Tennessee Ernie Ford sings his number one hit “Sixteen Tons” in this 1955 television appearance.

 

The Wall Street people and their media mouthpieces tried to blame the homeowners for taking on more debt than they could afford. Meanwhile, the taxpayer bailout of Wall Street in 2008 and 2009 did almost nothing to help those homeowners. They weren’t bailed out. No trickle down economics for them. Through all that, the wages of middle and working class people that started stagnating in the 1980s have stayed flat. People who acquired a 30 year mortgage in the 1990s, when the market was turning up, still have to make their payments each month.
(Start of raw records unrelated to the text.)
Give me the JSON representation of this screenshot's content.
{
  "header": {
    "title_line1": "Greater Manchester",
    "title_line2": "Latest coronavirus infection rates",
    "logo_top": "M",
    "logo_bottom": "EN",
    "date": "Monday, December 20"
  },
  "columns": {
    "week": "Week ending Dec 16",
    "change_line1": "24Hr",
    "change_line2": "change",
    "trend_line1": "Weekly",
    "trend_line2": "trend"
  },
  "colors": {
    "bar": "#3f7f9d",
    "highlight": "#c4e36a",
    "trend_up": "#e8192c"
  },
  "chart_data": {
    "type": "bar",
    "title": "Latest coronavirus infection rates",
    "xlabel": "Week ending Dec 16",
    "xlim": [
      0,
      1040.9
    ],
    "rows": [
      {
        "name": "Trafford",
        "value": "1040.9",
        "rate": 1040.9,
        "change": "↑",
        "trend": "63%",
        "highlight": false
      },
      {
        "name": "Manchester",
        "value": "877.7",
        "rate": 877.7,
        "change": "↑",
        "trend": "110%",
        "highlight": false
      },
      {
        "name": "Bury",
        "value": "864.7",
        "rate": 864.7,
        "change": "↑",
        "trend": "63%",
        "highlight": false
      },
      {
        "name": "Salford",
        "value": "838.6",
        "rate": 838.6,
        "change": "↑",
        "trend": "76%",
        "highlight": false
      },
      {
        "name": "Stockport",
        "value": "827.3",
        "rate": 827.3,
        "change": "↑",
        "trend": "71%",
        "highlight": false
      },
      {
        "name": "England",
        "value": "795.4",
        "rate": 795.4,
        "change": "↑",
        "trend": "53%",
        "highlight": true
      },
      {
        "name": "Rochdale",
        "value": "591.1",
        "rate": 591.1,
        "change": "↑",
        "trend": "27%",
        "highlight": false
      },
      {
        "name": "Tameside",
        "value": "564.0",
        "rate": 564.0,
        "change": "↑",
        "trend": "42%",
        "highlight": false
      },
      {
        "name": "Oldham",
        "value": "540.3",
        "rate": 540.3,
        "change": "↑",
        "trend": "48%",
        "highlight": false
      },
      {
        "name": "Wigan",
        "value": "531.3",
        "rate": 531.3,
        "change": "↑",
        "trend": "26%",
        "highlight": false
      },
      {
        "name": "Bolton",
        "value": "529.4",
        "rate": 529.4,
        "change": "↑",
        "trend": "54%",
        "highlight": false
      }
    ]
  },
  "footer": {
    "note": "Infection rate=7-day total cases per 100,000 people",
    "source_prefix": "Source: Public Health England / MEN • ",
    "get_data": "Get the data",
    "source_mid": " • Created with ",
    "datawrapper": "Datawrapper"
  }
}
From the Monty Python’s Flying Circus television show on the BBC in the late 1960s and early 1970s.

 

Meanwhile, their other costs of living have gone up, such as the student debt for their children who may now be, in the 2010s, graduating from college. That’s assuming they can help their children pay for college; if not, the children will be saddled with such an onerous debt upon graduation they may not feel ready for a mortgage of their own until they are in their 40s. Who can blame current homeowners (in name only, and not in deed), these indentured servants, these wage slaves, for continually turning to their homes as a source of funds by refinancing again and again, to the point they will never have a mortgage burning party? The only economic positives they see are the low interest rates that make refinancing an attractive, and maybe a sole, option for clinging to the American Dream.